Atomic Power Quotes (7 quotes)
A star is drawing on some vast reservoir of energy by means unknown to us. This reservoir can scarcely be other than the subatomic energy which, it is known exists abundantly in all matter; we sometimes dream that man will one day learn how to release it and use it for his service. The store is well nigh inexhaustible, if only it could be tapped. There is sufficient in the Sun to maintain its output of heat for 15 billion years.
Atoms for peace. Man is still the greatest miracle and the greatest problem on earth. [Message tapped out by Sarnoff using a telegraph key in a tabletop circuit demonstrating an RCA atomic battery as a power source.]
My story [Lord of the Rings] is not an allegory of Atomic power, but of Power (exerted for Domination). Nuclear physics can be used for that purpose. But they need not be. They need not be used at all. If there is any contemporary reference in my story at all it is to what seems to me the most widespread assumption of our time: that if a thing can be done, it must be done. This seems to me wholly false.
One might be led to question whether the scientists acted wisely in presenting the statesmen of the world with this appalling problem. Actually there was no choice. Once basic knowledge is acquired, any attempt at preventing its fruition would be as futile as hoping to stop the earth from revolving around the sun.

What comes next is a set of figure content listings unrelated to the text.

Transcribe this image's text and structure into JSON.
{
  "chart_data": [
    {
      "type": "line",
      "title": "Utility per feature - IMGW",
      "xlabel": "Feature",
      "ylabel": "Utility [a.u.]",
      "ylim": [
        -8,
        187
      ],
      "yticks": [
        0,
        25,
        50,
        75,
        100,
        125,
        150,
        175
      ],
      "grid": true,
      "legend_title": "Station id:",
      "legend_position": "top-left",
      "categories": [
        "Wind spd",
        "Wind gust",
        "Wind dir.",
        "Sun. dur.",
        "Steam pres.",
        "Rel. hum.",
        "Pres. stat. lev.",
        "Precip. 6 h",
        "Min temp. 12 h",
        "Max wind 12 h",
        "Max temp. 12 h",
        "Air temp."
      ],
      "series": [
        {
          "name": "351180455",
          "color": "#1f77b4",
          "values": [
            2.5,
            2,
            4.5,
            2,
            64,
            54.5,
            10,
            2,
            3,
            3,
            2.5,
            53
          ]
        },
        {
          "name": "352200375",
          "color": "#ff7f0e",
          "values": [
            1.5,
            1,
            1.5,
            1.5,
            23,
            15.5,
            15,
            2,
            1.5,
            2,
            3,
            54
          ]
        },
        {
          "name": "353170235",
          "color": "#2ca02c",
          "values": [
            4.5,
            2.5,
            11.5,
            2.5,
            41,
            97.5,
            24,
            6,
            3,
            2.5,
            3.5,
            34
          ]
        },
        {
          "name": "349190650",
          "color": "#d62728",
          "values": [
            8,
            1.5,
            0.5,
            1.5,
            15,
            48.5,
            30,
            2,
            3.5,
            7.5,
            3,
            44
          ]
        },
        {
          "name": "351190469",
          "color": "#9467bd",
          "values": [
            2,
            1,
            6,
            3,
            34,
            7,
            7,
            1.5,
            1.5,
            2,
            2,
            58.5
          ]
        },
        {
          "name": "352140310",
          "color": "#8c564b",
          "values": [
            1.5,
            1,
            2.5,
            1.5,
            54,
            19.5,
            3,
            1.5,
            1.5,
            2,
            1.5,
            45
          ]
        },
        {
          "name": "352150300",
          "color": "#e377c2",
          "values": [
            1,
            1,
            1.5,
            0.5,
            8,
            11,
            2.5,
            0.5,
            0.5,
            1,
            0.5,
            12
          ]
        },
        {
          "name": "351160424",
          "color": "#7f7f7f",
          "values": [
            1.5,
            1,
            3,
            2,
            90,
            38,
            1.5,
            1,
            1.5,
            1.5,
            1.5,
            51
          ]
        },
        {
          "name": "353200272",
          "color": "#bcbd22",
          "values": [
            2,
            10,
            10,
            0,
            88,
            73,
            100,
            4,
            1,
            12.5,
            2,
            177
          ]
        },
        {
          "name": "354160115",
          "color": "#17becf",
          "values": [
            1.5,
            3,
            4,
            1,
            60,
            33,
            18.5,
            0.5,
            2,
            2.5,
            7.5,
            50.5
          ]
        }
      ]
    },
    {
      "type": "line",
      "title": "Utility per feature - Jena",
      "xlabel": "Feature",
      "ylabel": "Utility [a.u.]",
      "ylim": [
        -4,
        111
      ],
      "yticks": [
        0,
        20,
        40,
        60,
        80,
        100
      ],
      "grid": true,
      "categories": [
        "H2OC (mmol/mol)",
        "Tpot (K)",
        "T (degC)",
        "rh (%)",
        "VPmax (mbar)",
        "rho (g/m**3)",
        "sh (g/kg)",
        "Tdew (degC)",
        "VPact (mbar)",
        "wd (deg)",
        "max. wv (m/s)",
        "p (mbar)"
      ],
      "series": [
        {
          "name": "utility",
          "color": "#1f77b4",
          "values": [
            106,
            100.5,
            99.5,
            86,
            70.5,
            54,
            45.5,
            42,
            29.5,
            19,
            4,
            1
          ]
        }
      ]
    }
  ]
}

Someday man will harness the rise and fall of the tides, imprison the power of the sun, and release atomic power.
When you say A[tomic] P[ower] is here to stay you remind me that Chesterton said that whenever he heard that, he knew that whatever it referred to would soon be replaced, and thought pitifully shabby and old-fashioned. So-called atomic power is rather bigger than anything he was thinking of (I have heard it of trams, gas-light, steam-trains). But it surely is clear that there will have to be some abnegation in its use, a deliberate refusal to do some of the things it is possible to do with it, or nothing will stay!
[The surplus of basic knowledge of the atomic nucleus was] largely used up [during the war with the atomic bomb as the dividend.] We must, without further delay restore this surplus in preparation for the important peacetime job for the nucleus - power production. ... Many of the proposed applications of atomic power - even for interplanetary rockets - seem to be within the realm of possibility provided the economic factor is ruled out completely, and the doubtful physical and chemical factors are weighted heavily on the optimistic side. ... The development of economic atomic power is not a simple extrapolation of knowledge gained during the bomb work. It is a new and difficult project to reach a satisfactory answer. Needless to say, it is vital that the atomic policy legislation now being considered by the congress recognizes the essential nature of this peacetime job, and that it not only permits but encourages the cooperative research-engineering effort of industrial, government and university laboratories for the task. ... We must learn how to generate the still higher energy particles of the cosmic rays - up to 1,000,000,000 volts, for they will unlock new domains in the nucleus.